The job losses will be seen in Germany and in BayernLB's worldwide operations in the five years to 2013.
It will receive an extra 10bn euros from the Bavarian state and has applied for 15bn euros of debt guarantees from the German government's bailout fund.
The state of Bavaria is the largest shareholder in the Munich-based bank.
Like other banks, BayernLB has lost money in the sub-prime mortgage market is subsequently taking urgent measures to beef up its capital.
Germany has pledged up to 500bn euros ($670bn; £387bn) in loan guarantees as part of a financial rescue package for the country's beleaguered banks.
Shake-up
At least 1,000 jobs in total will be shed in Munich, home of Germany's second-largest state bank, while a further 200 will be lost outside Germany.
The news will only add to the gloom that has pervaded the German financial sector.
The country's economy is already experiencing a downturn as are the economies of its European counterparts.
The job cuts are part of a larger reorganisation and repositioning of the bank which will see the bank focus on Munich, Germany and certain parts of Europe and withdraw from operations which are not profitable in the long term.
It is also seeking to save 670 million euros across the group in the period to 2013.
"We will secure the bank's continued existence, make it fit to meet the challenges ahead and, after an extensive programme of restructuring has been completed, it will be an even stronger partner, particularly for the Bavarian economy," said Dr Michael Kemmer, chairman of the BayernLB board of management.
Turmoil
The news comes shortly after the Bavarian state - the bank's largest shareholder - said it would boost Bayern LB's capital with a 7bn euro ($8.8bn, £5.9bn) cash injection in two stages - 3bn euros this year and 4bn euros in the first quarter of 2009.
Last week Bayern said last week it would reduce the amount it had asked from the federal government's bailout programme to 3bn euros from an earlier request for 5.4bn euros.
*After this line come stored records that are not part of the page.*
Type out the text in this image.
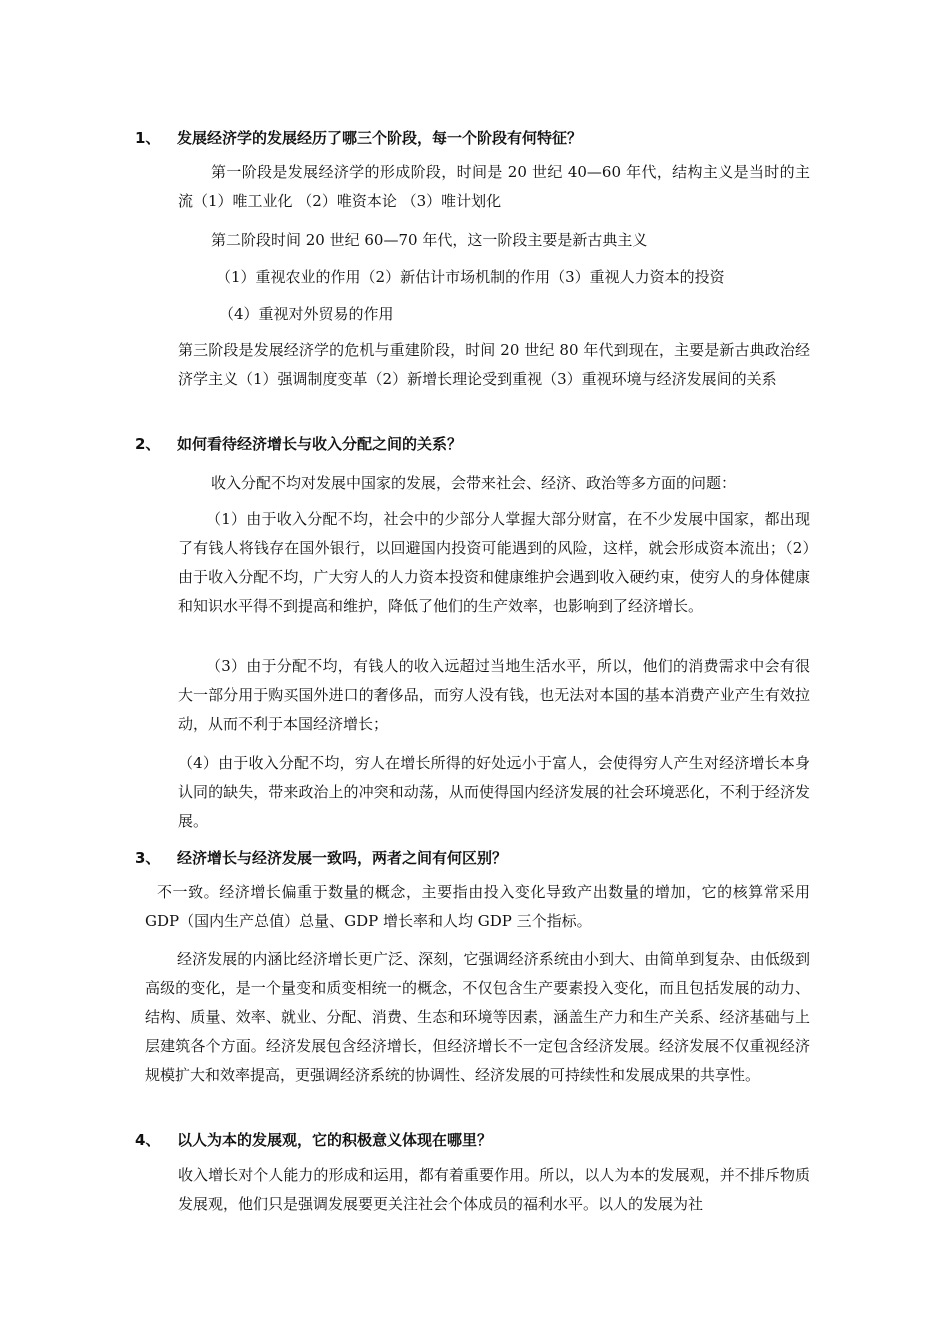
1、 发展经济学的发展经历了哪三个阶段，每一个阶段有何特征？
第一阶段是发展经济学的形成阶段，时间是 20 世纪 40—60 年代，结构主义是当时的主流（1）唯工业化 （2）唯资本论 （3）唯计划化
第二阶段时间 20 世纪 60—70 年代，这一阶段主要是新古典主义
（1）重视农业的作用（2）新估计市场机制的作用（3）重视人力资本的投资
（4）重视对外贸易的作用
第三阶段是发展经济学的危机与重建阶段，时间 20 世纪 80 年代到现在，主要是新古典政治经济学主义（1）强调制度变革（2）新增长理论受到重视（3）重视环境与经济发展间的关系
2、 如何看待经济增长与收入分配之间的关系？
收入分配不均对发展中国家的发展，会带来社会、经济、政治等多方面的问题：
（1）由于收入分配不均，社会中的少部分人掌握大部分财富，在不少发展中国家，都出现了有钱人将钱存在国外银行，以回避国内投资可能遇到的风险，这样，就会形成资本流出；（2）由于收入分配不均，广大穷人的人力资本投资和健康维护会遇到收入硬约束，使穷人的身体健康和知识水平得不到提高和维护，降低了他们的生产效率，也影响到了经济增长。
（3）由于分配不均，有钱人的收入远超过当地生活水平，所以，他们的消费需求中会有很大一部分用于购买国外进口的奢侈品，而穷人没有钱，也无法对本国的基本消费产业产生有效拉动，从而不利于本国经济增长；
（4）由于收入分配不均，穷人在增长所得的好处远小于富人，会使得穷人产生对经济增长本身认同的缺失，带来政治上的冲突和动荡，从而使得国内经济发展的社会环境恶化，不利于经济发展。
3、 经济增长与经济发展一致吗，两者之间有何区别？
不一致。经济增长偏重于数量的概念，主要指由投入变化导致产出数量的增加，它的核算常采用 GDP（国内生产总值）总量、GDP 增长率和人均 GDP 三个指标。
经济发展的内涵比经济增长更广泛、深刻，它强调经济系统由小到大、由简单到复杂、由低级到高级的变化，是一个量变和质变相统一的概念，不仅包含生产要素投入变化，而且包括发展的动力、结构、质量、效率、就业、分配、消费、生态和环境等因素，涵盖生产力和生产关系、经济基础与上层建筑各个方面。经济发展包含经济增长，但经济增长不一定包含经济发展。经济发展不仅重视经济规模扩大和效率提高，更强调经济系统的协调性、经济发展的可持续性和发展成果的共享性。
4、 以人为本的发展观，它的积极意义体现在哪里？
收入增长对个人能力的形成和运用，都有着重要作用。所以，以人为本的发展观，并不排斥物质发展观，他们只是强调发展要更关注社会个体成员的福利水平。以人的发展为社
It will get an additional 20bn euros of state guarantees enabling it to borrow money more easily.
BayernLB will receive one of the most substantial European rescue deals since the start of the global economic crisis.
Several German banks have been shaken by the sub-prime mortgage and have incurred losses.
Investment bank Hypo Real Estate, Commerzbank and small-business lender IKB have already suffered the fallout from the contraction of the financial sector.
Like other state-owned regional lenders, BayernLB had been resisting pressure from Berlin to merge with other Landesbanks to form a more consolidated sector.
Landesbanks are often a source of strong regional pride and local politicians had been loath to give them up.